I returned to our pit and several long faces. We had a strong car that day and if we could've kept a leash on it, or got some big tires on it, we certainly could've won. Mom welled up a tear at the disappointment of her boys losing. I just chuckled and explained to Mom that this wasn't our first loss and there will be many more to come. So don't shed many more tears, you'll need some for later. In every pairing of every round, somebody must lose. It's a cruel sport, but this is how it works. I mentioned how were just one of fifteen other competitors who had lost. Maybe it'll be our turn in Grand Bend...
It was nice to have so much help when it came time to pack up. We were ready to depart in no time at all. We thanked our guests for coming out, apologized for our inadequacy, and hastily departed the track so we could catch dinner… On Mom's dollar. We caught a bite at the Outback in Kalamazoo and returned to headquarters just an hour-or-so later. Our stuff was unloaded and I was actually in bed before midnight on Sunday. You can't beat that!

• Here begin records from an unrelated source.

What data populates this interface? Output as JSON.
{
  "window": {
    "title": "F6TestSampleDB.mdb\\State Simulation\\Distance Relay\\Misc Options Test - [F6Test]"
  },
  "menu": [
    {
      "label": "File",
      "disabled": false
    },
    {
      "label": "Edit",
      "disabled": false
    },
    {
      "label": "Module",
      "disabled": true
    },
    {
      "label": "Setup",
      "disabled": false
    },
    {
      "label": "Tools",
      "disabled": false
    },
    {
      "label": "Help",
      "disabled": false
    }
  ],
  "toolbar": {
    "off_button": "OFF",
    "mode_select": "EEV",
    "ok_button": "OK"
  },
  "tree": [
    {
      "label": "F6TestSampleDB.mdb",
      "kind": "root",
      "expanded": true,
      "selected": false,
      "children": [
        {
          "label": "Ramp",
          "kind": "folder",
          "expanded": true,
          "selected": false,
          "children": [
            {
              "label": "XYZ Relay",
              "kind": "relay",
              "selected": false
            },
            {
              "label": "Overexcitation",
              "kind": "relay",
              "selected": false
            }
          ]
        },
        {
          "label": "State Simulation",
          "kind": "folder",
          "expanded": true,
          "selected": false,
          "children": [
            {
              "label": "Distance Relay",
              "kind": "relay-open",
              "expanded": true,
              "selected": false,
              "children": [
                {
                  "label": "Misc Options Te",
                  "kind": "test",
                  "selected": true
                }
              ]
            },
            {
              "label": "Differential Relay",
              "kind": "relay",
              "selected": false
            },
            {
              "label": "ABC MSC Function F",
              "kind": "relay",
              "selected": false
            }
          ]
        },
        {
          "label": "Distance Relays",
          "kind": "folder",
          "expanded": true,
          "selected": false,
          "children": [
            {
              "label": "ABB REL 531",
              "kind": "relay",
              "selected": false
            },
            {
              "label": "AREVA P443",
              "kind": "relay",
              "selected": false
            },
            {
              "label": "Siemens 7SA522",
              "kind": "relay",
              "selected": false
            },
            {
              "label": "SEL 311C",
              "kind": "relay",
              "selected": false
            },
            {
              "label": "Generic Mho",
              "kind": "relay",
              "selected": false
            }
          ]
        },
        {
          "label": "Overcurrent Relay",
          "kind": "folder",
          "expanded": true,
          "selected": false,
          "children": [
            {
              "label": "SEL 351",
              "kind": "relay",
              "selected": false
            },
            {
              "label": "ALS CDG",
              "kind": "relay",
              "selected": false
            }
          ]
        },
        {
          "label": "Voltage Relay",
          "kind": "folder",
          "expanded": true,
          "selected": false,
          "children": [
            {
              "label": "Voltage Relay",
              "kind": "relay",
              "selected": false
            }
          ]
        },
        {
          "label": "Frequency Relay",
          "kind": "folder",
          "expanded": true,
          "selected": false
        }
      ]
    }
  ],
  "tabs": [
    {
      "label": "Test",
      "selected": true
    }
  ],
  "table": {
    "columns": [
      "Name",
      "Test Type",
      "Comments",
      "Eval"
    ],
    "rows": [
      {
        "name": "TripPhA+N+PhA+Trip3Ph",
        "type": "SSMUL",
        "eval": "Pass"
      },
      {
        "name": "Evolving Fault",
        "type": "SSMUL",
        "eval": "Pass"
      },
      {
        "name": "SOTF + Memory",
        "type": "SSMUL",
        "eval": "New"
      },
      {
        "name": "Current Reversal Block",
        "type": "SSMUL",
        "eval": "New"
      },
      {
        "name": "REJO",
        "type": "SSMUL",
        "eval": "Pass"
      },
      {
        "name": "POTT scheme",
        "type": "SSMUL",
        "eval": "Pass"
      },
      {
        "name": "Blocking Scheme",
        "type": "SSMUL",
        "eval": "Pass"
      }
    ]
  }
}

So another weekend of NMCA Super Series championship racing had come to a premature end for us. But I'm not too disappointed. I think we did very well considering the adverse track conditions and the fact we were starting over on the suspension set up. And speaking of championships... Our #1 qualifying effort coupled with our semi-final finish gave us a greatly needed boost in the championship points chase. But we need more. We need to not only be going to the final round, we need to be winning final rounds, and setting a record or two along the way. At this point, taking the overall championship is a pretty tall order, but second place is wide open right now and several good teams are in contention for it. Buckle up! This ride could get bumpy.
After last year's disappointment with our final standing in the national points, I swore I'd never allow us to get caught up in the same desperate rat race that we did at the very end of last season. But here we are and it looks like we're headed down the same dark alley. We're making changes we shouldn't make, spending money we shouldn't spend, and just plain doing things we should be doing, not to mention, working harder then we should've been working. But oh well... You got to have goals and what good are they if you aren't willing to do what it takes to achieve them.